Le travail de Guyton, en revanche, résonnait avec l'indignation nationale suscitée par le meurtre de George Floyd et s'appuyait sur la célébration de l'autonomisation des Noirs qui faisait partie de la philosophie de Black Lives Matter.
Et pourtant, je ne peux pas penser à un autre artiste musical noir avec la cachette culturelle de Beyoncé qui se soit lancé dans la musique country.
Certains pourraient affirmer que Ray Charles, dont l'album révolutionnaire de 1962, « Modern Sounds in Country and Western Music », a attiré des légions de nouveaux auditeurs vers les artistes country, est un précurseur de Beyoncé à cet égard.
Sans diminuer l'importance de Charles, je crois que le nouvel album de Beyoncé surpasse l'enregistrement historique de Charles.
Le pays noir au 21ème siècle
Au cours des cinq dernières années, en plus du buzz suscité par « Old Town Road » de Lil Nas X, un nombre important de musiciens noirs – dont Darius Rucker, Kane Brown et Jimmie Allen, pour n'en nommer que quelques-uns – ont enregistré des succès country.

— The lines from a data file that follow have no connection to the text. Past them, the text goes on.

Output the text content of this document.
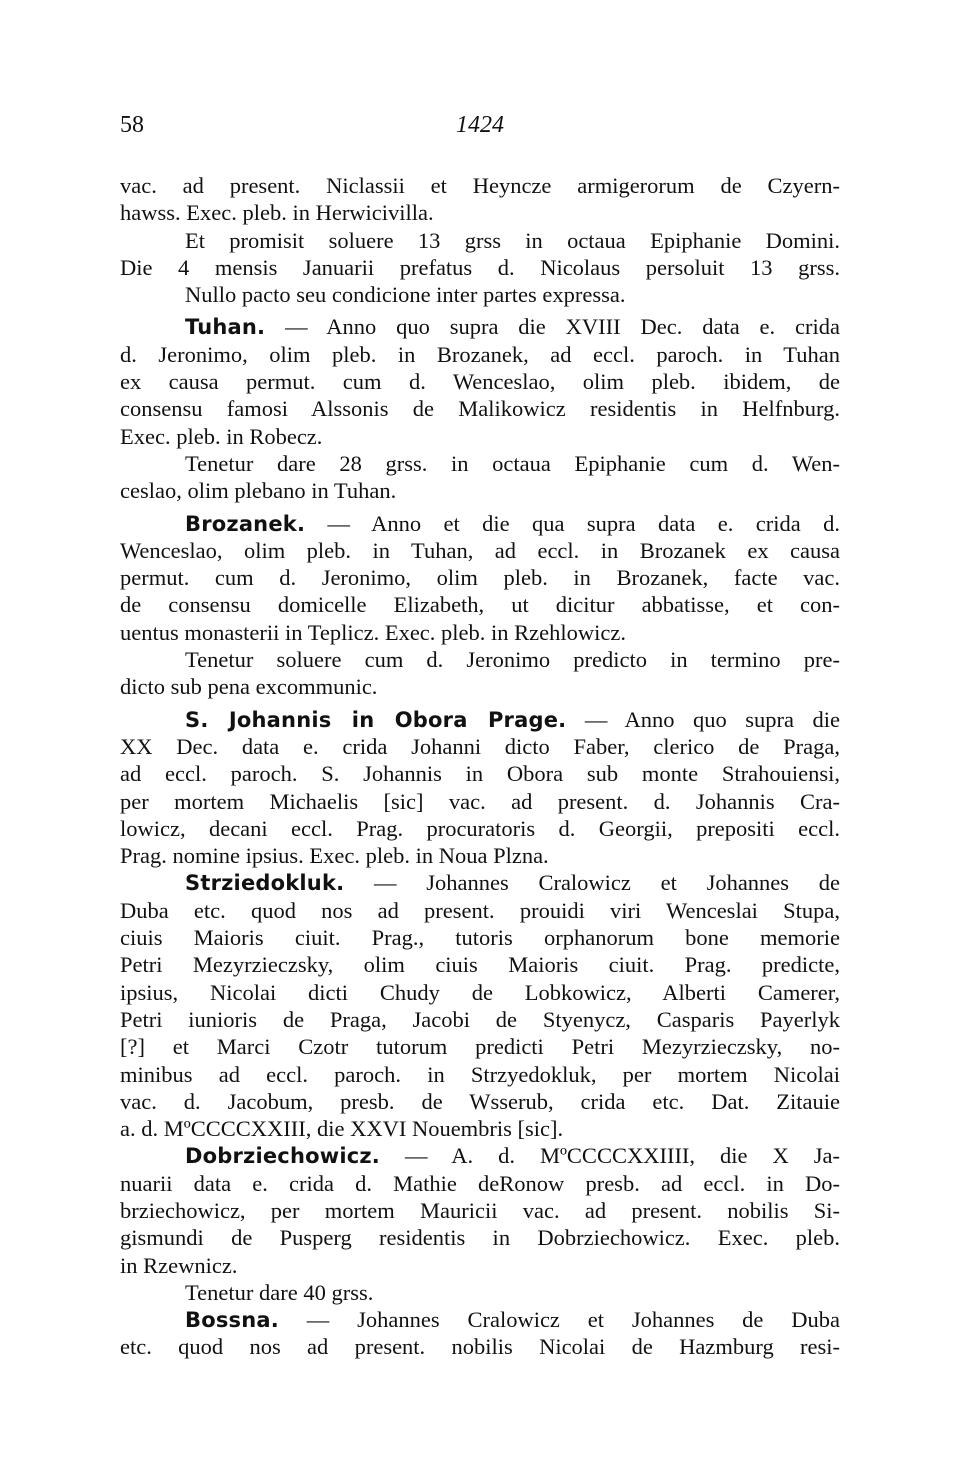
58	1424
vac. ad present. Niclassii et Heyncze armigerorum de Czyern-
hawss. Exec. pleb. in Herwicivilla.
Et promisit soluere 13 grss in octaua Epiphanie Domini.
Die 4 mensis Januarii prefatus d. Nicolaus persoluit 13 grss.
Nullo pacto seu condicione inter partes expressa.
Tuhan. — Anno quo supra die XVIII Dec. data e. crida
d. Jeronimo, olim pleb. in Brozanek, ad eccl. paroch. in Tuhan
ex causa permut. cum d. Wenceslao, olim pleb. ibidem, de
consensu famosi Alssonis de Malikowicz residentis in Helfnburg.
Exec. pleb. in Robecz.
Tenetur dare 28 grss. in octaua Epiphanie cum d. Wen-
ceslao, olim plebano in Tuhan.
Brozanek. — Anno et die qua supra data e. crida d.
Wenceslao, olim pleb. in Tuhan, ad eccl. in Brozanek ex causa
permut. cum d. Jeronimo, olim pleb. in Brozanek, facte vac.
de consensu domicelle Elizabeth, ut dicitur abbatisse, et con-
uentus monasterii in Teplicz. Exec. pleb. in Rzehlowicz.
Tenetur soluere cum d. Jeronimo predicto in termino pre-
dicto sub pena excommunic.
S. Johannis in Obora Prage. — Anno quo supra die
XX Dec. data e. crida Johanni dicto Faber, clerico de Praga,
ad eccl. paroch. S. Johannis in Obora sub monte Strahouiensi,
per mortem Michaelis [sic] vac. ad present. d. Johannis Cra-
lowicz, decani eccl. Prag. procuratoris d. Georgii, prepositi eccl.
Prag. nomine ipsius. Exec. pleb. in Noua Plzna.
Strziedokluk. — Johannes Cralowicz et Johannes de
Duba etc. quod nos ad present. prouidi viri Wenceslai Stupa,
ciuis Maioris ciuit. Prag., tutoris orphanorum bone memorie
Petri Mezyrzieczsky, olim ciuis Maioris ciuit. Prag. predicte,
ipsius, Nicolai dicti Chudy de Lobkowicz, Alberti Camerer,
Petri iunioris de Praga, Jacobi de Styenycz, Casparis Payerlyk
[?] et Marci Czotr tutorum predicti Petri Mezyrzieczsky, no-
minibus ad eccl. paroch. in Strzyedokluk, per mortem Nicolai
vac. d. Jacobum, presb. de Wsserub, crida etc. Dat. Zitauie
a. d. MºCCCCXXIII, die XXVI Nouembris [sic].
Dobrziechowicz. — A. d. MºCCCCXXIIII, die X Ja-
nuarii data e. crida d. Mathie deRonow presb. ad eccl. in Do-
brziechowicz, per mortem Mauricii vac. ad present. nobilis Si-
gismundi de Pusperg residentis in Dobrziechowicz. Exec. pleb.
in Rzewnicz.
Tenetur dare 40 grss.
Bossna. — Johannes Cralowicz et Johannes de Duba
etc. quod nos ad present. nobilis Nicolai de Hazmburg resi-
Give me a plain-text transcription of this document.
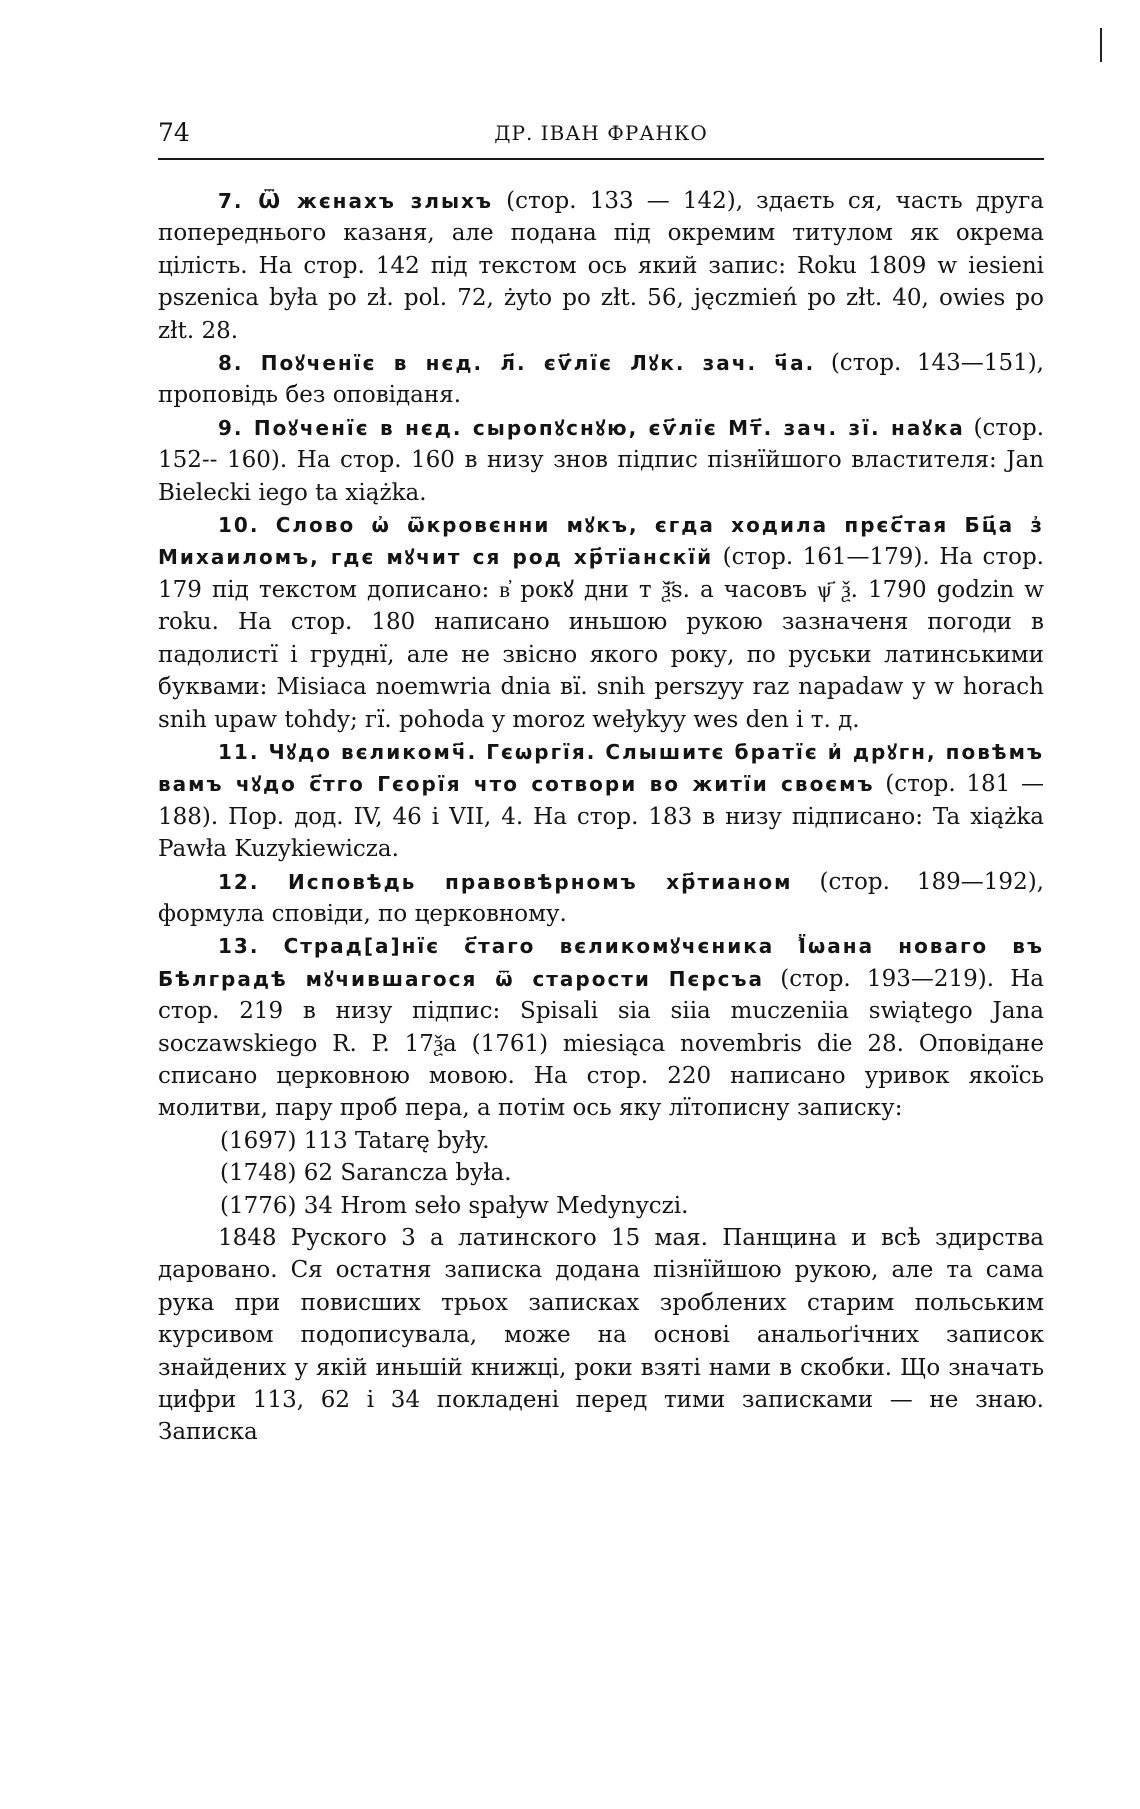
74	ДР. ІВАН ФРАНКО

7. Ѿ жєнахъ злыхъ (стор. 133 — 142), здаєть ся, часть друга попереднього казаня, але подана під окремим титулом як окрема цілість. На стор. 142 під текстом ось який запис: Roku 1809 w iesieni pszenica była po zł. pol. 72, żyto po złt. 56, jęczmień po złt. 40, owies po złt. 28.

8. Поꙋченїє в нєд. л҃. єѵ҃лїє Лꙋк. зач. ч҃а. (стор. 143—151), проповідь без оповіданя.

9. Поꙋченїє в нєд. сыропꙋснꙋю, єѵ҃лїє Мт҃. зач. зї. наꙋка (стор. 152-- 160). На стор. 160 в низу знов підпис пізнїйшого властителя: Jan Bielecki iego ta xiążka.

10. Слово ѡ҆ ѿкровєнни мꙋкъ, єгда ходила прєс҃тая Бц҃а з҆ Михаиломъ, гдє мꙋчит ся род хр҃тїанскїй (стор. 161—179). На стор. 179 під текстом дописано: в҆ рокꙋ дни т ѯ҃ѕ. а часовъ ѱ҃ ѯ. 1790 godzin w roku. На стор. 180 написано иньшою рукою зазначеня погоди в падолистї і груднї, але не звісно якого року, по руськи латинськими буквами: Misiaca noemwria dnia вї. snih perszyy raz napadaw y w horach snih upaw tohdy; гї. pohoda y moroz wełykyy wes den i т. д.

11. Чꙋдо вєликомч҃. Гєѡргїя. Слышитє братїє и҆ дрꙋгн, повѣмъ вамъ чꙋдо с҃тго Гєорїя что сотвори во житїи своємъ (стор. 181 — 188). Пор. дод. IV, 46 і VII, 4. На стор. 183 в низу підписано: Ta xiążka Pawła Kuzykiewicza.

12. Исповѣдь правовѣрномъ хр҃тианом (стор. 189—192), формула сповіди, по церковному.

13. Страд[а]нїє с҃таго вєликомꙋчєника Ї҆ѡана новаго въ Бѣлградѣ мꙋчившагося ѿ старости Пєрсъа (стор. 193—219). На стор. 219 в низу підпис: Spisali sia siia muczeniia swiątego Jana soczawskiego R. P. 17ѯа (1761) miesiąca novembris die 28. Оповідане списано церковною мовою. На стор. 220 написано уривок якоїсь молитви, пару проб пера, а потім ось яку лїтописну записку:

(1697) 113 Tatarę były.

(1748) 62 Sarancza była.

(1776) 34 Hrom seło spaływ Medynyczi.

1848 Руского 3 а латинского 15 мая. Панщина и всѣ здирства даровано. Ся остатня записка додана пізнїйшою рукою, але та сама рука при повисших трьох записках зроблених старим польським курсивом подописувала, може на основі анальоґічних записок знайдених у якій иньшій книжці, роки взяті нами в скобки. Що значать цифри 113, 62 і 34 покладені перед тими записками — не знаю. Записка
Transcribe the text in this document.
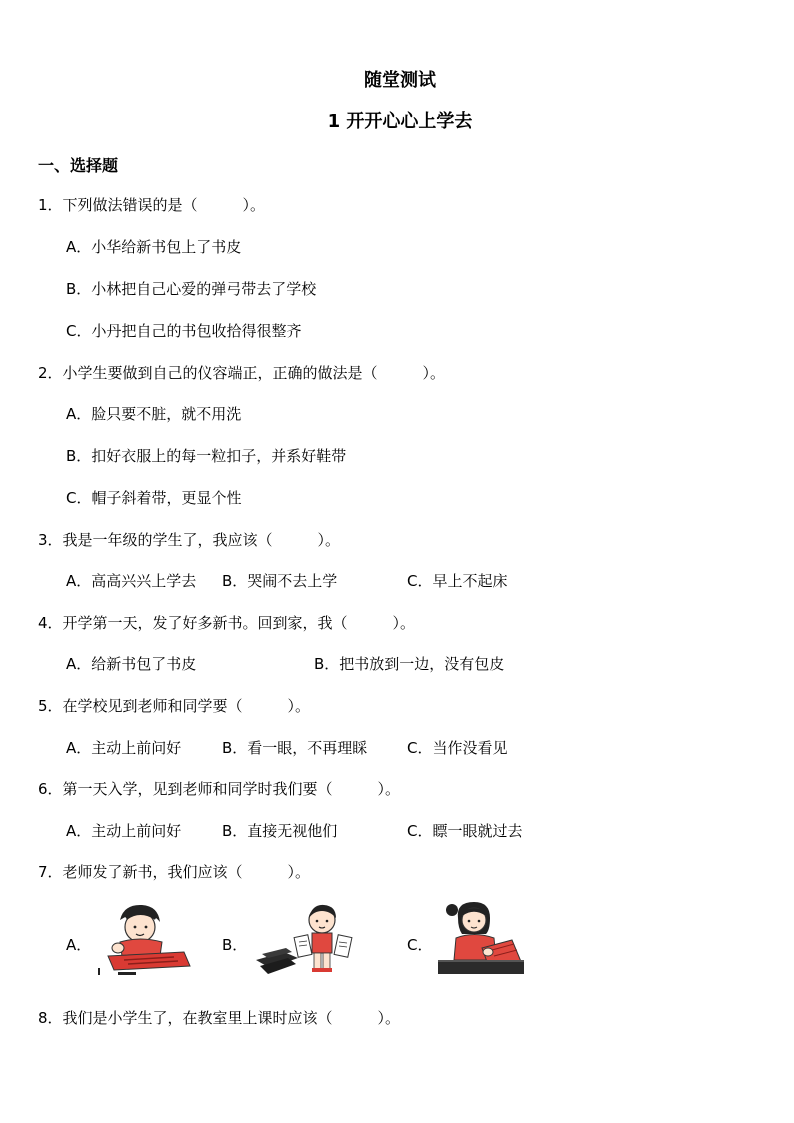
随堂测试
1 开开心心上学去
一、选择题
1．下列做法错误的是（　　　）。
A．小华给新书包上了书皮
B．小林把自己心爱的弹弓带去了学校
C．小丹把自己的书包收拾得很整齐
2．小学生要做到自己的仪容端正，正确的做法是（　　　）。
A．脸只要不脏，就不用洗
B．扣好衣服上的每一粒扣子，并系好鞋带
C．帽子斜着带，更显个性
3．我是一年级的学生了，我应该（　　　）。
A．高高兴兴上学去 B．哭闹不去上学	C．早上不起床
4．开学第一天，发了好多新书。回到家，我（　　　）。
A．给新书包了书皮	B．把书放到一边，没有包皮
5．在学校见到老师和同学要（　　　）。
A．主动上前问好	B．看一眼，不再理睬	C．当作没看见
6．第一天入学，见到老师和同学时我们要（　　　）。
A．主动上前问好	B．直接无视他们	C．瞟一眼就过去
7．老师发了新书，我们应该（　　　）。
A．	B．	C．
8．我们是小学生了，在教室里上课时应该（　　　）。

La Black Opry Revue, fondée en 2021 par la journaliste musicale Holly G, produit des tournées qui rassemblent des musiciens country noirs émergents, donnant à chacun plus de visibilité que ne le ferait une performance individuelle.
La reprise par Luke Combs de « Fast Car » de Tracy Chapman est en tête des charts country et a fait de Chapman la première femme noire à remporter le prix de la chanson de l'année de la Country Music Association. Leur interprétation de la chanson aux Grammys 2024 est devenue virale, démontrant à la fois la fluidité des genres et le pouvoir de la collaboration.
Les fans fidèles de Beyoncé, connus familièrement sous le nom de « Beyhive », ont déjà propulsé « Texas Hold 'Em » au sommet des charts pop et country. Même si les défenseurs traditionalistes de la musique country continuent de se heurter à des réticences, les dirigeants des radios country qui contrôlent les réseaux de diffusion nationaux qualifient les nouvelles chansons de Beyoncé de « cadeau à la musique country ».
Alors que de plus en plus d’auditeurs entendent sa directive de « simplement l’emmener sur la piste de danse », peut-être que l’harmonie sonore du genre country se traduira par une nouvelle façon de penser sur la question de savoir si les catégories socialement construites, comme la race, devraient séparer l’art.
Et quelle révolution ce serait.
Cet article est republié à partir de The Conversation sous une licence Creative Commons. Lisez l'article original.